I should add that cat, scisql and db are not relevant for lsst_distrib (assuming we finally remove datarel which we have wanted to do forever) so the three that matter are the two obs packages and sims_catalogs. Sounds like the obs packages don't really need it at the moment.

We are adjusting the plan that was adopted in this RFC.

• We will document that Gnutls is required for mac users who want to install the mariadb/mariadbclient packages, but we will clean up other dependencies to minimize the impact of this on end users (most users of Qserv and dax servers are linux).
• We will remove the mariadbclient dependency from daf_persistence (DM-13788)
• Scott Daniel will remove the explicit python_mysqlclient dependency on sims_catalogs. It uses sqlalchemy and users can install additional backends in the normal python way as needed.
• We will finally remove datarel from lsst_distrib (DM-2948).
• Simon Krughoff will file an RFC for removal of the database query code from obs_lsstSim and obs_sdss.

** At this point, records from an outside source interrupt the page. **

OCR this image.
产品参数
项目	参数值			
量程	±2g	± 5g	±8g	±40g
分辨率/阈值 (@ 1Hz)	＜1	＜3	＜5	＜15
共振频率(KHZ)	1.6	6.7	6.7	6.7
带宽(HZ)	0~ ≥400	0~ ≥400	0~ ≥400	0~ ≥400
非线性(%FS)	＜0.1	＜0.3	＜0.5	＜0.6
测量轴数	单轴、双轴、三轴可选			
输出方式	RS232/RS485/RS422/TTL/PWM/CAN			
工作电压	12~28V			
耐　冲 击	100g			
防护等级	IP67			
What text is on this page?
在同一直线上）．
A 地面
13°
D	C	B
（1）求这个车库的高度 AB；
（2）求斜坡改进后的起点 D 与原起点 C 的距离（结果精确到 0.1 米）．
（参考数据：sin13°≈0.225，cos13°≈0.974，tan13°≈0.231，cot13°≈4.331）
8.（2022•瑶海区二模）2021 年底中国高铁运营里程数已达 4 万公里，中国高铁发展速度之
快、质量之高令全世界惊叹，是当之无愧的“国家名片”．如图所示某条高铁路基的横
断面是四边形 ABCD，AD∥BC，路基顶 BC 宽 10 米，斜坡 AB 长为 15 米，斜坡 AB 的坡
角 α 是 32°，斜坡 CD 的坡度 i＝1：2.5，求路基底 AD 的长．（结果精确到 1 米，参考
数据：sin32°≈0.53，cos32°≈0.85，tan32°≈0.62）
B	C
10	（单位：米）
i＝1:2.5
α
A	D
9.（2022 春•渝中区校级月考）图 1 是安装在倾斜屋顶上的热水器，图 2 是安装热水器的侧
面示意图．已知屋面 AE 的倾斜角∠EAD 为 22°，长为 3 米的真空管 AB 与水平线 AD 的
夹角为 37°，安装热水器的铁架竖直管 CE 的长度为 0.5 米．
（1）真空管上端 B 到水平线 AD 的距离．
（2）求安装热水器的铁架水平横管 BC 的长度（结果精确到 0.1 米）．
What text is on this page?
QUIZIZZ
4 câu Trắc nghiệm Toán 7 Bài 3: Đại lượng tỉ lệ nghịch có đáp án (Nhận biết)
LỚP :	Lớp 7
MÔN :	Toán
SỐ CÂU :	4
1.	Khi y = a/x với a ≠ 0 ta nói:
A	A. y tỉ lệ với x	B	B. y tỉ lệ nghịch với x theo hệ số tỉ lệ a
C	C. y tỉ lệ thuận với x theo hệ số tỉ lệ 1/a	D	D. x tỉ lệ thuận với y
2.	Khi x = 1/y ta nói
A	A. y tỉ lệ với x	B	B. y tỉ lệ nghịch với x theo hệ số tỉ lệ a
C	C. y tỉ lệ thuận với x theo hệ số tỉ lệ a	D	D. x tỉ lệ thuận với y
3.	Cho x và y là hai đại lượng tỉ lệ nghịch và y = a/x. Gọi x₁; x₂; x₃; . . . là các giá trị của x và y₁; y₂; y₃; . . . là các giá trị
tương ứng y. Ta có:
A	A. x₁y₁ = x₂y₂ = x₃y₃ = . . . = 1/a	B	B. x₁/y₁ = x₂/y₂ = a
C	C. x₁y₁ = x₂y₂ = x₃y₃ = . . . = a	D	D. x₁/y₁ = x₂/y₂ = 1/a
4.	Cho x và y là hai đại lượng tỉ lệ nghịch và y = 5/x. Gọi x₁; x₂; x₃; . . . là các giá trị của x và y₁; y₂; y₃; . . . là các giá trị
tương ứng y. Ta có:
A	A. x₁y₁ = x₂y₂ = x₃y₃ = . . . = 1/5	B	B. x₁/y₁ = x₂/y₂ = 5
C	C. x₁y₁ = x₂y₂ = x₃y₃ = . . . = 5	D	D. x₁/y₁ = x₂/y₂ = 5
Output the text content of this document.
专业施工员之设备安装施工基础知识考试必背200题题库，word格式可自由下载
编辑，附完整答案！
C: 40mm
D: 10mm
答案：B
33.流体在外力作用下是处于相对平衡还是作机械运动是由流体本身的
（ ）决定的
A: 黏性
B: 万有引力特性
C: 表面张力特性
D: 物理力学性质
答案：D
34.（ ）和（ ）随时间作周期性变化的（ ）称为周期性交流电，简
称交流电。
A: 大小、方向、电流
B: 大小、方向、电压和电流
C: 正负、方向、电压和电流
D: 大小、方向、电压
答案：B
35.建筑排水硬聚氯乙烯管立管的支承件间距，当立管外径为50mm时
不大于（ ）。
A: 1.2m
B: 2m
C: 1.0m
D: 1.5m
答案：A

Once this is done we believe that neither sims nor lsst_distrib will require mariadbclient.

Documenting that lib X is required is not sufficient, it must be present at the exact same path as the eups tarball builds were linked against.

For the few people on a mac using the binary eups releases of mariadbclient I have no problem stating that they must use home brew. This will only affect people using dax or qserv on a mac and that means only a few people once we remove the stated dependencies on lsst_Distrib.

(All the DAX and Qserv devs who do any work outside vms are homebrew users, in any case)

Fritz Mueller it looks like lsst_distrib and lsst_sims no longer need mariadbclient. I think that means you are cleared to update so long as mariadb builds on the jenkins instances and you update the docs to say that the few people building the eups package of mariadb[client] need to do something extra on Mac.

All triggered work has been completed but I'm unhappy that we did not document the macOS GnuTLS requirement on Qserv. DM-13636 was closed as INVALID.

Fritz Mueller should we be documenting this or should we say that we aren't even trying to build Qserv on macOS? (although in RFC-521 there is an attempt to bring mariadb back into the Mac Jenkins builds).

I got tired of working the fine points of this, and am quite satisfied to claim that we will no longer even try to build Qserv on macOS (where it is, after all, useless for any practical purpose anyway).

The rest of the stack may have to take this back up again if mariadb re-enters the stack, but that will be between the stack developers and the CI maintainers and need not involve Qserv.

This was not implemented in the way intended -  though the  end result was acceptable.